I have often pondered the mysteries of death since Moms passing.  That great unknown and equalizer.  Moms passing was both heartbreaking and awe inspiring.  So many things occurred that make me positive that our departed loved ones are still near, just on the other side of the looking glass.  With the healing that time has brought, I can look back on those final days and the months that followed without being filled with sadness.  Instead, wonder and gratitude now fill that space in my heart.  I will share a few stories that were moments of light and revelation during that dark time.

Near the end, before Mom became unresponsive and was still going in and out of consciousness, she would look up to the far corner of the ceiling and say “No, no, I don’t want to go” over and over.  Finally, I asked Mom who was there.  She said it was my beloved Grandma, who had passed away less then a year earlier.  She had come to tell her precious daughter that it was okay to finally let go.  She had come to take her home.

Once Mom became unresponsive, the Doctors advised that we only had a few hours left.  Her body was shutting down from the unstoppable tidal wave of cancer that was washing over it, and the unbelievable amount of drugs that were being pumped into her to try to control the pain.  In spite of this, Mom went on.  Hour after hour and then day after day, much to everyone’s astonishment.  Even after Palliative Care removed IV liquids and pumped  more drugs into Mom, she continued to stay with us.  That incredibly strong, amazing woman did not want to go.  Then Moms sister-in-law came to sit with us.  We were talking about how remarkable it was that Mom was hanging on and she asked me if I had given Mom “permission” to pass away yet.  I was puzzled.  She said that sometimes a person will try hang on if they feel like a loved one still really needs them.

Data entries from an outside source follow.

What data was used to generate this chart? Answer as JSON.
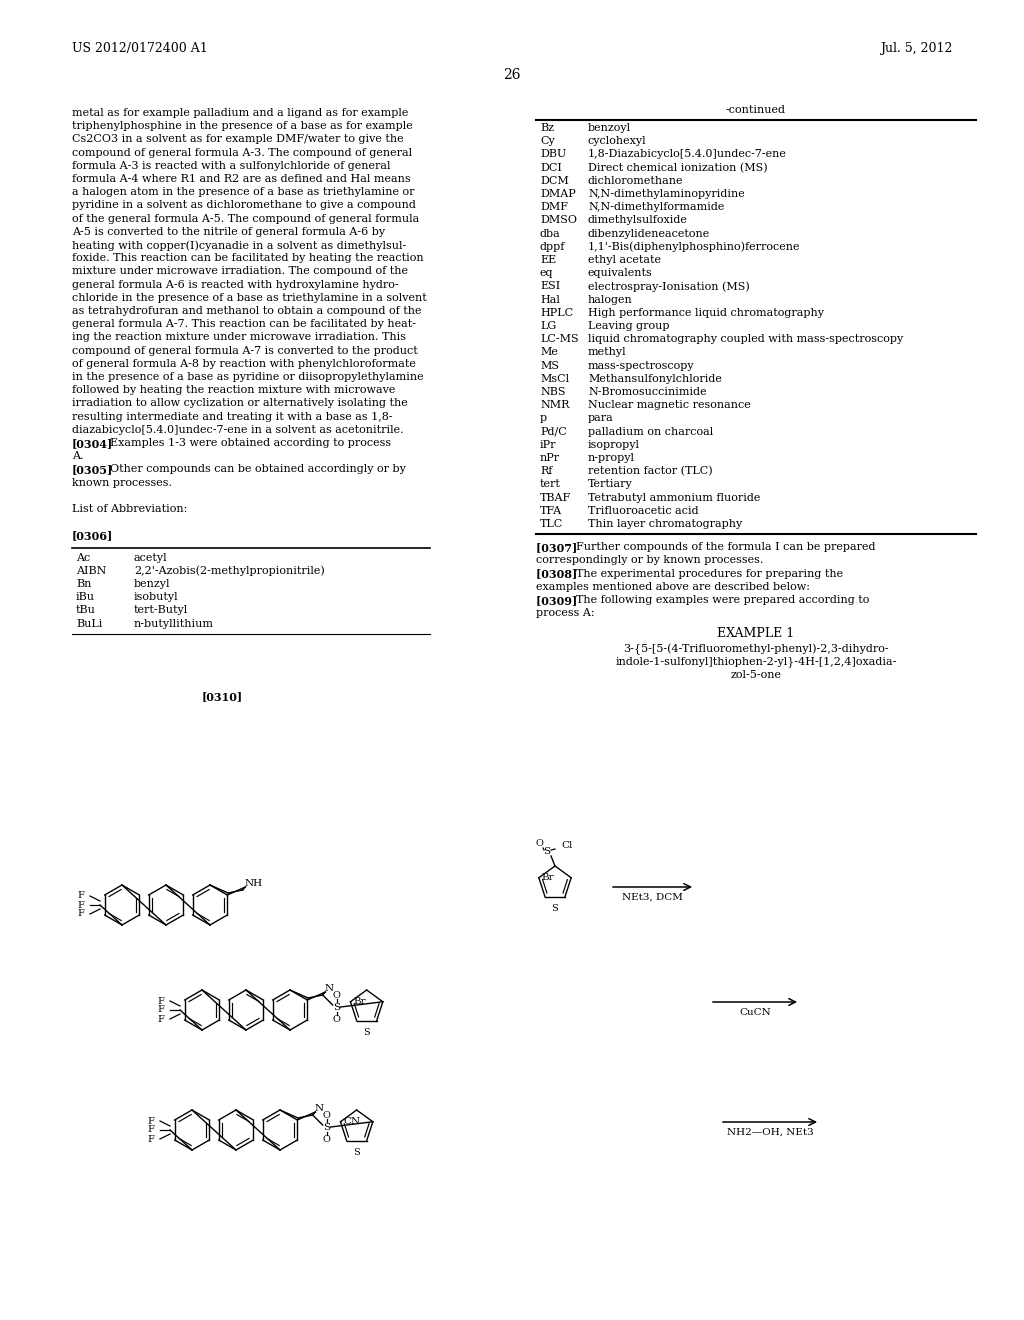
{
  "background_color": "#ffffff",
  "header_left": "US 2012/0172400 A1",
  "header_right": "Jul. 5, 2012",
  "page_number": "26",
  "left_text_lines": [
    "metal as for example palladium and a ligand as for example",
    "triphenylphosphine in the presence of a base as for example",
    "Cs2CO3 in a solvent as for example DMF/water to give the",
    "compound of general formula A-3. The compound of general",
    "formula A-3 is reacted with a sulfonylchloride of general",
    "formula A-4 where R1 and R2 are as defined and Hal means",
    "a halogen atom in the presence of a base as triethylamine or",
    "pyridine in a solvent as dichloromethane to give a compound",
    "of the general formula A-5. The compound of general formula",
    "A-5 is converted to the nitrile of general formula A-6 by",
    "heating with copper(I)cyanadie in a solvent as dimethylsul-",
    "foxide. This reaction can be facilitated by heating the reaction",
    "mixture under microwave irradiation. The compound of the",
    "general formula A-6 is reacted with hydroxylamine hydro-",
    "chloride in the presence of a base as triethylamine in a solvent",
    "as tetrahydrofuran and methanol to obtain a compound of the",
    "general formula A-7. This reaction can be facilitated by heat-",
    "ing the reaction mixture under microwave irradiation. This",
    "compound of general formula A-7 is converted to the product",
    "of general formula A-8 by reaction with phenylchloroformate",
    "in the presence of a base as pyridine or diisopropylethylamine",
    "followed by heating the reaction mixture with microwave",
    "irradiation to allow cyclization or alternatively isolating the",
    "resulting intermediate and treating it with a base as 1,8-",
    "diazabicyclo[5.4.0]undec-7-ene in a solvent as acetonitrile.",
    "[0304]   Examples 1-3 were obtained according to process",
    "A.",
    "[0305]   Other compounds can be obtained accordingly or by",
    "known processes.",
    "",
    "List of Abbreviation:",
    "",
    "[0306]"
  ],
  "abbrev_left_table": [
    [
      "Ac",
      "acetyl"
    ],
    [
      "AIBN",
      "2,2'-Azobis(2-methylpropionitrile)"
    ],
    [
      "Bn",
      "benzyl"
    ],
    [
      "iBu",
      "isobutyl"
    ],
    [
      "tBu",
      "tert-Butyl"
    ],
    [
      "BuLi",
      "n-butyllithium"
    ]
  ],
  "right_continued_label": "-continued",
  "abbrev_right_table": [
    [
      "Bz",
      "benzoyl"
    ],
    [
      "Cy",
      "cyclohexyl"
    ],
    [
      "DBU",
      "1,8-Diazabicyclo[5.4.0]undec-7-ene"
    ],
    [
      "DCI",
      "Direct chemical ionization (MS)"
    ],
    [
      "DCM",
      "dichloromethane"
    ],
    [
      "DMAP",
      "N,N-dimethylaminopyridine"
    ],
    [
      "DMF",
      "N,N-dimethylformamide"
    ],
    [
      "DMSO",
      "dimethylsulfoxide"
    ],
    [
      "dba",
      "dibenzylideneacetone"
    ],
    [
      "dppf",
      "1,1'-Bis(diphenylphosphino)ferrocene"
    ],
    [
      "EE",
      "ethyl acetate"
    ],
    [
      "eq",
      "equivalents"
    ],
    [
      "ESI",
      "electrospray-Ionisation (MS)"
    ],
    [
      "Hal",
      "halogen"
    ],
    [
      "HPLC",
      "High performance liquid chromatography"
    ],
    [
      "LG",
      "Leaving group"
    ],
    [
      "LC-MS",
      "liquid chromatography coupled with mass-spectroscopy"
    ],
    [
      "Me",
      "methyl"
    ],
    [
      "MS",
      "mass-spectroscopy"
    ],
    [
      "MsCl",
      "Methansulfonylchloride"
    ],
    [
      "NBS",
      "N-Bromosuccinimide"
    ],
    [
      "NMR",
      "Nuclear magnetic resonance"
    ],
    [
      "p",
      "para"
    ],
    [
      "Pd/C",
      "palladium on charcoal"
    ],
    [
      "iPr",
      "isopropyl"
    ],
    [
      "nPr",
      "n-propyl"
    ],
    [
      "Rf",
      "retention factor (TLC)"
    ],
    [
      "tert",
      "Tertiary"
    ],
    [
      "TBAF",
      "Tetrabutyl ammonium fluoride"
    ],
    [
      "TFA",
      "Trifluoroacetic acid"
    ],
    [
      "TLC",
      "Thin layer chromatography"
    ]
  ],
  "right_text_lines": [
    "[0307]   Further compounds of the formula I can be prepared",
    "correspondingly or by known processes.",
    "[0308]   The experimental procedures for preparing the",
    "examples mentioned above are described below:",
    "[0309]   The following examples were prepared according to",
    "process A:"
  ],
  "example1_title": "EXAMPLE 1",
  "example1_compound_lines": [
    "3-{5-[5-(4-Trifluoromethyl-phenyl)-2,3-dihydro-",
    "indole-1-sulfonyl]thiophen-2-yl}-4H-[1,2,4]oxadia-",
    "zol-5-one"
  ],
  "para_label": "[0310]",
  "reaction_arrow1_label": "NEt3, DCM",
  "reaction_arrow2_label": "CuCN",
  "reaction_arrow3_label": "NH2—OH, NEt3"
}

That night while I was sitting alone with Mom I thought back to what had been said.  It made a lot of sense.  As a self-professed Mamma’s Boy, and her biggest cheerleader in the fight against cancer, I had never made letting go seem like an option.  In those quiet twilight hours I got to take Moms hand and tell her how much I love her, and say that I wanted her to go toward the light – that it was okay.  It broke my heart to say that because all I wanted was for her to stay with us, but it was the most loving thing that I could do.  Even though Mom had been unresponsive for several days by this point, I could see her eyes grow wider when I said that she had to let go.  Exhausted, I then put my head on her shoulder and snuggled into Mom, dozing off.  When I woke I could see her smiling peacefully, holding her “little boy” one last time before saying goodbye.  She passed away that morning with all of her beloved family around her.

Beautiful glimpses from beyond the veil continued all throughout that first year.  In the months that followed, I would often dream of Mom when I needed comfort or advice.  In my deepest moments of grief, a wave of calm would unexpectedly come over me.  I had the feeling that Mom was never far away.  She hadn’t completely left this realm yet, because she knew that we still needed her.  Little signs were everywhere.

I was out having a meal with friends, and happened to mention that it would have been Moms birthday.  As the words were leaving my lips, all of the mini-lights on the restaurant deck twinkled to life.  The server mentioned that it was strange as they were set to automatically came on after dusk, and it was the middle of the day.  Standing on a bridge in Paris, listening to a busker play a beautiful piece of music that Mom loved, the air was suddenly filled with the scent of her perfume.  On the first anniversary of Moms passing I was distractedly trying to watch a movie.  Just as I said silently to myself “I love and miss you Mom”, the TV lost power and tuned off.  Then a few moments later came back on and picked right back up where it left off.  I could go on an on.  Mom was just letting me know in little ways that she was still here, even if I couldn’t see her.

Rest peacefully now my Angel, you were there for me way beyond the finish line.  You somehow found a way to stay until I was strong again.  I could literally feel your arm around me during the deepest depths of my sadness.  You walked every single step of the murky valley of grief with me.  I know that you are still watching over your family as we grow and evolve, sending pure love from the heart of the universe.  You are now one with everything.